2. The thrust shell system according to claim 1, further comprising a plurality of mounted axial jacks or cylinders on said thrust ring or on the stationary shield of said TBM to be used for erection of said new segmental ring within said thrust can.

3. The thrust shell system according to claim 1, further comprising a plurality of mounted axial jacks or cylinders on said expandable ring to be used for erection of said new segmental ring within said thrust can.

4. The thrust shell system according to claim 1, wherein said expandable ring further comprising a plurality of sectors that are connected by plurality of circumferential jacks or cylinders that are used for expanding or collapsing of said expandable ring.

5. The thrust shell system according to claim 1, wherein said expandable ring further comprising a plurality of telescopic beams with additional mounted axial jacks or cylinders on them within said expandable ring that will cover gaps between said sectors in order to transfer thrust force of said TBM to said previously erected segmental ring at said gaps.

6. The thrust shell system according to claim 1, wherein plurality of single or strip rollers are connected at said thrust can to ease forward and backward movement of said new segmental ring on said thrust can and ease forward and backward movement of said thrust can on said trailing shield of said TBM.

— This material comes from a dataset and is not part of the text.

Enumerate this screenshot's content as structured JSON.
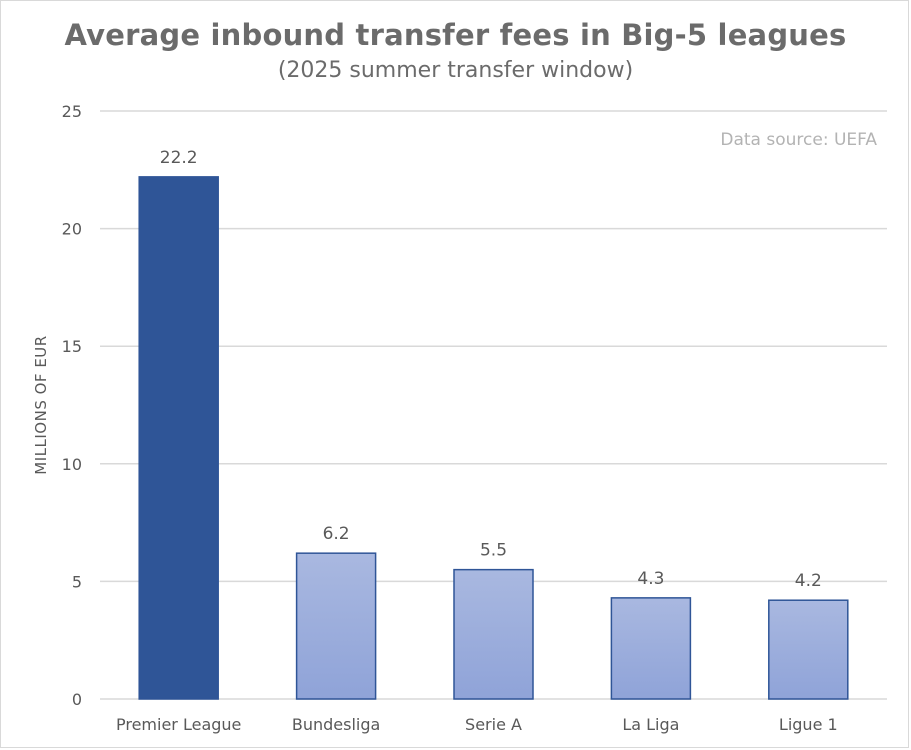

7. A TS-brake system for use in tunnel segmental lining to prevent TBM to move backward and forward, the system comprising:

a mobile ring which is able to move backward and forward and rotate on the axle of segment erector of said TBM, and

a plurality of telescopic rods that are mounted on said mobile ring that can be extended to enter to lifting sockets of said previously installed segmental ring.

8. The TS-brake system according claim 7, wherein said telescopic rods are foldable to reduce their obstruction and occupied space.

9. A thrust shell system for use in tunnel segmental lining by said TBM, the system comprising:

a thrust can that moves within a gap between trailing shield of said TBM and said new segmental ring,

a thrust ring which has connections with said thrust can from one side and said thrust cylinders of said TBM from other side,

wherein plurality of circumferential plates connected to the end of said thrust can by plurality of hinges that are able to change position from horizontal to vertical by plurality of springs that are connected to said circumferential plates from one side and said thrust can from other side,

wherein said circumferential plates will be at vertical position at location of said previously erected segmental ring that have recesses at their outer perimeter of trailing circumferential side to accommodate said plates at vertical position and provide space for said circumferential plates to transfer thrust load from said thrust can to said previously erected segmental lining, and

wherein said circumferential plates will be at horizontal position while pulling back by said thrust can and rotating around said hinge while contacting with slope portion of the recesses.